Не он первый — мало ли сгинуло без вести русских на дальних рубежах? Он впервые почувствовал мерзкую тоску полной беспомощности. Когда же они придут? Сквозь оконце под потолком изредка прорывалась чужая речь, смех, цокот копыт по булыжнику. Он ходил и ходил, тяжело ступая на всю ступню; совсем стемнело, знобило, подташнивало. Надо было готовиться, молиться, но он не мог; надо было думать, как сбежать, но он тоже не мог, он только ходил, повторяя «дурак! дурак!», сжимая и разжимая кулаки.
— Господи, что я тебе не так сделал? — спросил он, останавливаясь.
Но никто не ответил, только кровь шумела в ушах, как отдаленный шум моря. Он сел, положил руки на стол, а голову на руки и закрыл глаза. Кроме этого дубового стола и скамьи, в камере ничего не было, даже кружки с водой.
Тело опять проснулось раньше разума и вскочило, покрываясь испариной, рука искала оружие, щурились дико глаза: их слепил свет свечи. Но это были не убийцы: перед ним стоял толстый монах в сером балахоне и улыбался, приложив куцый палец к губам, другой серый монах держал высоко свечу. Андрей ничего не понимал. «Зачем они здесь? Перед смертью?..»
— Не бойся, князь, — сказал монах по-польски, — и веди себя тихо. Я, запомни мое имя, Никола Феллини, член недостойный Иисусова братства. Я был в посольстве по выкупу ленсмаршала Филиппа — но ты меня не помнишь, — и я знаю, что вчера ты сказал правду и что ты действительно князь Курбский. Но я не знаю, лазутчик ты или перебежчик. Погоди! — Он остановил Андрея толстым пальцем. — Если ты правдиво ответишь на мои вопросы, ты поедешь в Армус к комтуру Майнегеру[58]. Он член капитула и госпитальмейстер ордена и может решить твое дело по закону и справедливости. А здесь… — Монах покачал круглой головой и грустно улыбнулся. — Слишком много стало чтецов и проповедников! Они не знают пощады. — Андрей понял, про кого говорит иезуит. — Так ты ответишь на мои вопросы? Ведь и я служу ордену. Магистр Готгард Кетлер знает меня хорошо.

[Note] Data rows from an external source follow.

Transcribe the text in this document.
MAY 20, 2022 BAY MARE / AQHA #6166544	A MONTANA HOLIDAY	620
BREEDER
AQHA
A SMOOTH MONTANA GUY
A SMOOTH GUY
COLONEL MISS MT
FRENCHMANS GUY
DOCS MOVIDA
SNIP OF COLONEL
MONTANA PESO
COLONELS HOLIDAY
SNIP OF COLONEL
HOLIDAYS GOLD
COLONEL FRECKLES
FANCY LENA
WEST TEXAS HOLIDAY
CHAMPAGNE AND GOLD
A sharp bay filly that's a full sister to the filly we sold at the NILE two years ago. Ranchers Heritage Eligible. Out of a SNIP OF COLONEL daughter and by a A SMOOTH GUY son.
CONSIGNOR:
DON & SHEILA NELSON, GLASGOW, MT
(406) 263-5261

— Меня ограбили и унизили! — сипло сказал Курбский, и его голубые глаза расширились, оледенели. — Пусть отдадут мне мое золото, оружие, лошадей. У меня грамота короля Сигизмунда!
Черные глазки монаха перестали улыбаться, приблизился, погрозил куцый палец.
— Грамоту можно подделать, — сказал он, — Благодари Господа нашего, что ты еще жив. Ты будешь отвечать мне или… или позвать их?
— Спрашивай, — угрюмо ответил Курбский.
Толстяк сделал знак, и второй монах присел с краю стола, поставил чернильницу, попробовал на ногте перо, а Никола Феллини прошелся взад и вперед, поднял глаза к потолку и задумчиво произнес:
— Скажи, во-первых, где и в каких местах стоят русские гарнизоны? Во-вторых, сколько и какое у них оружие: пушки, пищали, кавалерия, лучники? В-третьих, что думают делать в Ливонии этим летом ваши войска? Если ты друг Сигизмунда, то он — друг магистра. Поэтому ты можешь говорить свободно. — И толстяк улыбнулся и дружески подмигнул Андрею черным пытливым глазом. Лучше бы он хлестнул его плетью! — Помни также, что мы сравним твои слова с донесением наших разведчиков. Будь благоразумен, князь: если бы не я, может быть, ты уже был бы мертв.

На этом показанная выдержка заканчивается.